In the summer of 2011 Shell surprised the industry with its purchase of around 250 Total sites from a consortium, Rontec Investments, which had just acquired Total’s UK retail and fuel distribution business. This was during a period when most oil companies as amply illustrated by Total were either rationalising their networks or pulling out of the market altogether. A trend which has continued Esso is currently in the throes of disposing of its retail network.
Three years later, and more surprising news from Shell it’s selling 250 sites. What’s going on? Firstly, they are not the same 250 sites although one or two could be it’s a coincidental number, confirms David Moss, Shell’s general manager retail North Cluster. Also, they are being offered for sale to a pre-selected list of independent retailers in a confidential commercial process.
"This is not about selling assets. It’s about how Shell grows the brand in the UK," stresses Moss. "Of course it reduces our capital employed which is helpful because we can put more of that capital into the existing estate.
"We still want to have a major presence in the co-owned sector in the UK, and we want to be able to keep that fresh over the coming years. That requires a lot of money, and like any business person I need a return on that investment.
"Sometimes we acquire and sometimes we dispose, to ensure the asset base is the best we can afford. Our long-term strategy is always to ensure we have the best assets for the business. When we bought the Total sites, we wouldn’t necessarily have known this was the refresh we were doing.
"But if you take the overall portfolio, you could argue yes, that was the intention. It’s always part of the network plan to have the right sites in the right location, and see if they prove to be the best. It’s what we call the PNP the perpetual network plan."
Moss says the company has been on a journey that started about two years ago, a journey to make the best brand even better, and minimise what he describes as the "inconsistencies" of the offer throughout the network.
He wants customers not to notice or care whether they’re on a company owned or dealer-owned site, such will be the level of investment in service station facilities and services, and high standards of safety and customer care that he wants to become synonymous with the Shell brand. "The customer proposition, whether via a co-owned or dealer site, must be right, both in terms of the physical assets and the personal element of service," says Moss. "It is the way in which something like 6,500 people represent Shell in the UK, and are providing that customer proposition for around five million customers a week. It has to be right every time."
After much deliberation Shell has decided its optimum company owned network should number about 500 sites, (currently 750), while it plans to double its dealer network to 6-700. But Shell will remain a national marketer with a presence in Scotland all the way down to Cornwall, for co-owned as well as dealer-owned sites. "This is not about chunks of geography that we’re going to exit," stresses Moss. "We’re looking to grow the dealer estate by selling 250 co-owned sites to those dealers that are going to invest and really get the potential out of them." The forecourts on the ’for sale’ list are what Shell describes as ’tier 3’ sites average volumes of 4mlpa, profitable, but requiring investment. Dealers must bid on a minimum of 10 sites, and agree to a five-year contract.

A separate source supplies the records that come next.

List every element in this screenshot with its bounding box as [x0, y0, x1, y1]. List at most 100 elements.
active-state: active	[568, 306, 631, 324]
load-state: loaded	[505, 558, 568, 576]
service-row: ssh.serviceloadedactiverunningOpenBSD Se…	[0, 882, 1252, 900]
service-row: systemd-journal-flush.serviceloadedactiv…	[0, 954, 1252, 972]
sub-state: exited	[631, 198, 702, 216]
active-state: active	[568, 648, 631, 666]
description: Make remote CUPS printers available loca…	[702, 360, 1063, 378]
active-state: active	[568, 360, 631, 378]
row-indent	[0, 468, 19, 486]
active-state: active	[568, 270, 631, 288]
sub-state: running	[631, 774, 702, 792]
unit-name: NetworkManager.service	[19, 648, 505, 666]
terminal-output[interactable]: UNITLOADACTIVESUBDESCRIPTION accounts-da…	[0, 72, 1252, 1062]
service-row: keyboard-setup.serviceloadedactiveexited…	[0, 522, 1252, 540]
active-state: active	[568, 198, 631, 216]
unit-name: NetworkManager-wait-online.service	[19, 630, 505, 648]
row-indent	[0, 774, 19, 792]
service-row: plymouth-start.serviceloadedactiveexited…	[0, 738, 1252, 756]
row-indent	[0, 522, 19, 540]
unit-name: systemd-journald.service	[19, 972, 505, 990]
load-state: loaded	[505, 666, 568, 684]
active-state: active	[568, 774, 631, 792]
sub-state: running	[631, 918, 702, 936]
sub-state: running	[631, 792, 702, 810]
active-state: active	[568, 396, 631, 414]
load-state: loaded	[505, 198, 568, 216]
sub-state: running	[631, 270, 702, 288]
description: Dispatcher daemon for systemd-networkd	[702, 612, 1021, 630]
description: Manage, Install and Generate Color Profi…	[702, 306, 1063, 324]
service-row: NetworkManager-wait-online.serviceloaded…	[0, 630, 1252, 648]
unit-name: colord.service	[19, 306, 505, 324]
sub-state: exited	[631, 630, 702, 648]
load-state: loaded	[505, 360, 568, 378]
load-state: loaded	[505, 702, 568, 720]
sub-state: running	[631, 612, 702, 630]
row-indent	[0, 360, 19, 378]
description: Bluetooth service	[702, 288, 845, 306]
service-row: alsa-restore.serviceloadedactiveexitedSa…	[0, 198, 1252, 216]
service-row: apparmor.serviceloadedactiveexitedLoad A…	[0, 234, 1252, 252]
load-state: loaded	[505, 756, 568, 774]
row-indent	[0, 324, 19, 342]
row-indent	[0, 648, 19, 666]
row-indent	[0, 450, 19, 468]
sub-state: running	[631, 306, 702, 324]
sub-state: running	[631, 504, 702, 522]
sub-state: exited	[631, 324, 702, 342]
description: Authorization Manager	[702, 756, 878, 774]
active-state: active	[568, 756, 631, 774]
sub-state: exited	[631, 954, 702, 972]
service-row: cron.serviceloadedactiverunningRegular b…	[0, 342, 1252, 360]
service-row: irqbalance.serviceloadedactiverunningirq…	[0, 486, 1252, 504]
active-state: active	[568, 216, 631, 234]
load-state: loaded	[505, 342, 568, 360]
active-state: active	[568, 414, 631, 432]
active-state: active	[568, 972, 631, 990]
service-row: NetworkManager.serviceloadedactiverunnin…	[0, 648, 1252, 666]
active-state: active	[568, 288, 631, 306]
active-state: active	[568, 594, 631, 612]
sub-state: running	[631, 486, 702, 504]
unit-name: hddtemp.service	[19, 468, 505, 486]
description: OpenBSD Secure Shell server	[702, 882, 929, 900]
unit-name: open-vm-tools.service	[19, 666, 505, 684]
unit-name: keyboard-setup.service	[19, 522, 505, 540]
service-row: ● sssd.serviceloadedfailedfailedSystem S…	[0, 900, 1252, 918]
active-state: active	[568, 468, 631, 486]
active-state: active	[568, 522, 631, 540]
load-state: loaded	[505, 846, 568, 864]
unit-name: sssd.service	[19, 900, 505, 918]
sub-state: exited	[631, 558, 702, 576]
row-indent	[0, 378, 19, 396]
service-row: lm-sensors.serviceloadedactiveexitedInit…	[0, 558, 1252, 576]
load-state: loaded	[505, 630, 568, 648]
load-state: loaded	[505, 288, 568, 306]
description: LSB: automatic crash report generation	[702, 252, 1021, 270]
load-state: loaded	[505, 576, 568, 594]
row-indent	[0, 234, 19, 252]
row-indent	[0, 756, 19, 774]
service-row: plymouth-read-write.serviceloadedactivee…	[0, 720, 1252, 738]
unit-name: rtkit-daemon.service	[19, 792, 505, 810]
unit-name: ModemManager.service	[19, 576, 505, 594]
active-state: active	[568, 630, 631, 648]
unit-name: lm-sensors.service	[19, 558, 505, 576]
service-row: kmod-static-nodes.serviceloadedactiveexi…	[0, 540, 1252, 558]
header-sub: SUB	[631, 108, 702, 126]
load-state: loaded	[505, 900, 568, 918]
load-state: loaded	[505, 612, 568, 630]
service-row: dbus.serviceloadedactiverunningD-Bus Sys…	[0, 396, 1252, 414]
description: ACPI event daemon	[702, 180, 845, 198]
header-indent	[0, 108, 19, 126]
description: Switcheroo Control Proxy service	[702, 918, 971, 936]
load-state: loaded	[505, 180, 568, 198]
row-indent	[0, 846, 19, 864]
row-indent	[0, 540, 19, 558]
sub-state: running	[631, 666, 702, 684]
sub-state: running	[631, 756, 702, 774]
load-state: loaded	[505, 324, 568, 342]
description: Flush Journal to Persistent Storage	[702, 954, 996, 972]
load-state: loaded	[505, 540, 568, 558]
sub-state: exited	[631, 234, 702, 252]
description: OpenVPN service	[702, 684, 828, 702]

"We’ve already chosen the list of dealers, based on their ability to purchase, but more importantly their ability to run sites to our required standards over time. So somebody could come to us with a lot of money, but if they can’t run the network then we’re not interested. If you want the best brand, you have to have the best dealers representing that brand."
In return for commitment to the brand, Moss says Shell has a great deal to offer a strong brand with a great heritage, considerably enhanced by its 60-year relationship with Ferrari, and the fact that 99% of what goes into an F1 car is the same make-up as Shell V-Power Nitro+. "We are seeing good growth and since launch in April 2013, we’ve sold over 800 million litres of Shell V-Power Nitro+," says Moss.
"Deli2Go is also really flying. We’ve got 300 so far and are still investing in the format." Customers also like Shell, according to Moss. "Our customer feedback is also good we have 20,000 responses a month. They like Shell because we have a network of sites in prime locations, that they visit regularly; and because we keep the offer fresh, and are prepared to invest in it, they’ve paid that back with their loyalty. The consistent thing is the Shell fuel. We have a solid investment programme, certainly over the next five to 10 years, to ensure our offer is fresh. We also have some very exciting marketing programmes for 2015.
"Our plans for growth are quite considerable. Growth in our brand, growth in the customer offer, and certainly growth for the retailer and dealers that are with us on the journey. We want more sales, more customers, more loyalty and more return on our investment. Shell is here in the UK for the long term. It’s a very important market and works for our customers, our people and our shareholders. But we want to do it better."